Guinness closed his eyes at the sad fatality of it and nodded. “But it was Flycatcher, wasn’t it? I assume you were able to find out at least that much.”
“Sure. The car was in the long term parking lot; we found it yesterday morning, and there was part of a thumb print on the rearview mirror. It was him all right.
“We’re contacting everyone who worked the check in counters that afternoon and evening. With any kind of luck maybe one of them will remember him from the description—he’s the type somebody would remember—and then maybe we can find out where he was going. You got your shopping list?”
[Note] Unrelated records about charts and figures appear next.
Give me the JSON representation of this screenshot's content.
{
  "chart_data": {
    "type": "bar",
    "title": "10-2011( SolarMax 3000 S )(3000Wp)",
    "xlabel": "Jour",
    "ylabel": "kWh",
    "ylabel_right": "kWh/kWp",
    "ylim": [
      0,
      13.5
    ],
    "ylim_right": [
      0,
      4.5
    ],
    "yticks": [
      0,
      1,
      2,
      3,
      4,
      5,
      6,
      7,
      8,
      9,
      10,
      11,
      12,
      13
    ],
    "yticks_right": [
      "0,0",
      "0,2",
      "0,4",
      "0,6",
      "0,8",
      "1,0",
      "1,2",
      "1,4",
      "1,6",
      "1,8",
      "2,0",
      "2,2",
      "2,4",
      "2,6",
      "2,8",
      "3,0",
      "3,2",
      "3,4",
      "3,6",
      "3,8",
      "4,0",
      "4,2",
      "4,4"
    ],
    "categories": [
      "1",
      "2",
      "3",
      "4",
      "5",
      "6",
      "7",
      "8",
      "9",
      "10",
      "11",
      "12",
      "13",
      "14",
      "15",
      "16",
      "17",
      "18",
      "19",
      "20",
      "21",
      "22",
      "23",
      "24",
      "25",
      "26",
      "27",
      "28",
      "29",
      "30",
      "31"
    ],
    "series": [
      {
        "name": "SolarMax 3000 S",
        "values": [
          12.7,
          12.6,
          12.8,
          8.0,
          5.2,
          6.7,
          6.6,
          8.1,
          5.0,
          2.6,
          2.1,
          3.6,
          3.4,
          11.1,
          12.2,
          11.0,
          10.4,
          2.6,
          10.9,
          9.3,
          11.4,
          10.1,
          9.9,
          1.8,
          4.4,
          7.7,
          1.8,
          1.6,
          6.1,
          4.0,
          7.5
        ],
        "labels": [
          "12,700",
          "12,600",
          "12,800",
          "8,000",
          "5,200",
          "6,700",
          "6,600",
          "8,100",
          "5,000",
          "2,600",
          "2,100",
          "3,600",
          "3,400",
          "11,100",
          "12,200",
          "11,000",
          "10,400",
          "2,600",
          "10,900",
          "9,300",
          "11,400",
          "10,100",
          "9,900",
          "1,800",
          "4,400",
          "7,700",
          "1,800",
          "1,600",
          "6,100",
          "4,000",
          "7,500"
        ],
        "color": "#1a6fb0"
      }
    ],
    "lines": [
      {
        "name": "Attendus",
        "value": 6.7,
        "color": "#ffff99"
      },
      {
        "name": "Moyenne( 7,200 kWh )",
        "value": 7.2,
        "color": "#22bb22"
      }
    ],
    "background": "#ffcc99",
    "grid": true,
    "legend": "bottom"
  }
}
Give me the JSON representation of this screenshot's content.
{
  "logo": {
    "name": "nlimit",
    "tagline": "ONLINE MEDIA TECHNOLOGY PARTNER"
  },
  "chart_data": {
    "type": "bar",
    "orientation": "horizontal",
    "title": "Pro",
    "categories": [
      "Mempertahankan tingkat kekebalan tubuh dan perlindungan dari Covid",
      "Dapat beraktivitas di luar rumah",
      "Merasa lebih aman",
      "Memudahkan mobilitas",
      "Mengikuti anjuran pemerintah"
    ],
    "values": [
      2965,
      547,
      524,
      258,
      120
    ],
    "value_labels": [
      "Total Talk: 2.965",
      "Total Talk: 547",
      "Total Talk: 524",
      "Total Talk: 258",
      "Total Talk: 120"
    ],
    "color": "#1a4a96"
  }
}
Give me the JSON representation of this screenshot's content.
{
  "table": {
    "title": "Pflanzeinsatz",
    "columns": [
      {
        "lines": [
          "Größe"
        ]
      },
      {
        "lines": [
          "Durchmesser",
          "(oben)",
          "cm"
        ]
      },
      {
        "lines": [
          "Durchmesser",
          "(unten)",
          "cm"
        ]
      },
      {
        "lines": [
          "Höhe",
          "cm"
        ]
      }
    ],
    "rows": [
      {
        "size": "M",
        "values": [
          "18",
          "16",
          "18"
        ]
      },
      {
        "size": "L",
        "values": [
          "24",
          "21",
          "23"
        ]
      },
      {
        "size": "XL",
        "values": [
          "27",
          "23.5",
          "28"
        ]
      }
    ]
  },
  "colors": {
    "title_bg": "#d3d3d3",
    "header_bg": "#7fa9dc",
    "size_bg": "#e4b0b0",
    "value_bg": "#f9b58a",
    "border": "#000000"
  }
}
Guinness made his report, ticking off the things he wanted checked out, and when he was finished there was a longish pause, during which both men could listen to the circuits crackling, and he wondered how his trusted friend, with all those resources of smooth bureaucratic tact, w
as going to bring it up; it being the little matter of his good friend Ray’s unexpected personal involvement in Professor Duelle’s trifling domestic difficulty. It was something that really required an explanation if Tuttle didn’t want his operation going balky on him. Guinness didn’t have the slightest inclination to make it any easier for the son of a bitch.
“How are things at your end, Ray?” The tone of voice, even allowing for distance and subsequent distortion, was just too unguarded to be real. Tuttle, the disingenuous bastard, of course he knew.
“Why don’t you just guess, Ernie?”
During the next interval of embarrassed silence, Guinness thought perhaps he heard a desk drawer being opened at the other end of the line. Perhaps Tuttle was turning off the tape recorder he invariably had running whenever he took a call on his office phone—Ernie was a very careful fellow these days.
“Yeah, I know,” he said at last. “I felt rotten about it. It was Prescott’s idea; he likes doing that kind of thing to his field men, on the theory that that way he’ll know which way they’ll jump if it’s ever anything really important. Actually, if you ask me, he just likes to stick pins in people. He likes to hear them squeal.
“Listen, Ray,” he went on, his voice dropping to a confidential murmur, as if he were afraid George Prescott, in his office three doors down, might hear. “I don’t know much, but it seems there are wheels within wheels on this one. Watch your step.”
Guinness didn’t answer. He just hung up, standing there in the phone booth a moment longer, with his hand still on the receiver as it rested in its hook. He hadn’t issued any threats, hadn’t made any declarations of what he planned to do to certain parties the moment he got back to Washington. He hadn’t had to. If Ernie Tuttle knew anything, he knew that Ray Guinness wasn’t going to let this one ride. Some things were just a little too close to home.